Bio
Heather Tolleson has works in private collections throughout the U.S. and Europe, and has exhibited innovative works in bronze and mixed-media, earning numerous awards and grants for this promising young artist.
For Heather, creativity has always been an essential part of life. Battling illness during her teenage years, Heather utilized her innate artistic talents as an escape from chronic pain, "I was bedridden for much of my youth, creating a world in absence of external stimuli." The artist's work is often stripped of color, relying on simplified and abstracted forms as a reflection of that missing stimuli. "Art was a form of escape, a wordless form of emotional damage-control and eventual healing." What started out a solace for a young girl would become a powerful form of communication for an artist, "For me it is impossible to separate life and art."
Isolation plays heavily into the work of an artist creating for so many years herself in isolation. "The installation works are an opportunity for me to deal with my history, I am creating an environment that is haunting, ghostlike, and highly symbolic.

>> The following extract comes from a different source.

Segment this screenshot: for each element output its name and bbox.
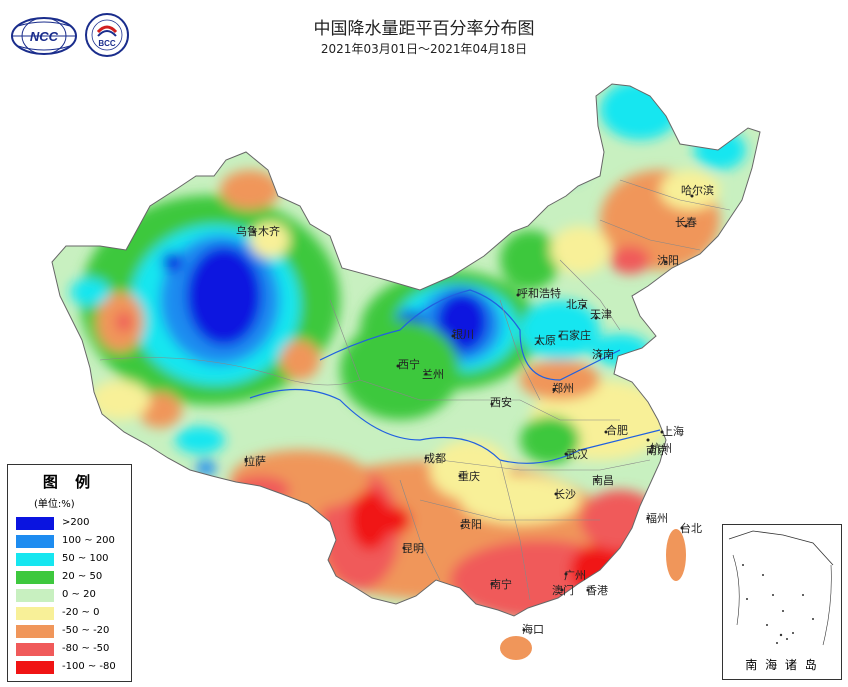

I think of the environments I create as a kind false memory for the viewer, ephemeral, intangible-- the experience is mine, but the memory we share." Heather's installations utilize humble materials re-envisioned and often used in unusual ways, challenging the boundaries of what that material can withstand, a fitting metaphor for an artist who thrives on challenge. "I'm always pushing the material and myself, I'm always learning, challenging my own skill and creativity-- it keeps the process interesting...vital."
In addition to mixed-media installations, Heather works prolifically in bronze, a material she uses in installations and freestanding works. Utilizing a unique process she created, Heather infuses this traditional sculptural material with a sense of fragility and spontaneity. "I see the Bronzeworks as spontaneous outgrowths of life caught still in an eternal moment of becoming: frozen, timeless, exquisite. These are self-willed forms distorted in their isolation, thriving without nourishment or teleological aim, and in this they are beautiful."
Heather trained extensively as a painter through the Austin Museum of Art, studying under talented artists such as Sydney Yeager, Jennifer Balkan, and Will Klemm, before turning her growing passion for experimentation toward sculpture. Heather studied at the Sculpture Academy, Schoen Studios, and Atelier 3-D, where she interned before later becoming a partner in the Sculpture School. Heather went on to pursue a Bachelor of Arts in Art History and in Philosophy at the University of Texas at Austin. Still a partner in Atelier 3-D, Heather now teaches Mold Making and Reproductions for the school and serves as Artistic Director for Art On The Way, an arts non-profit she helped develop in 2008.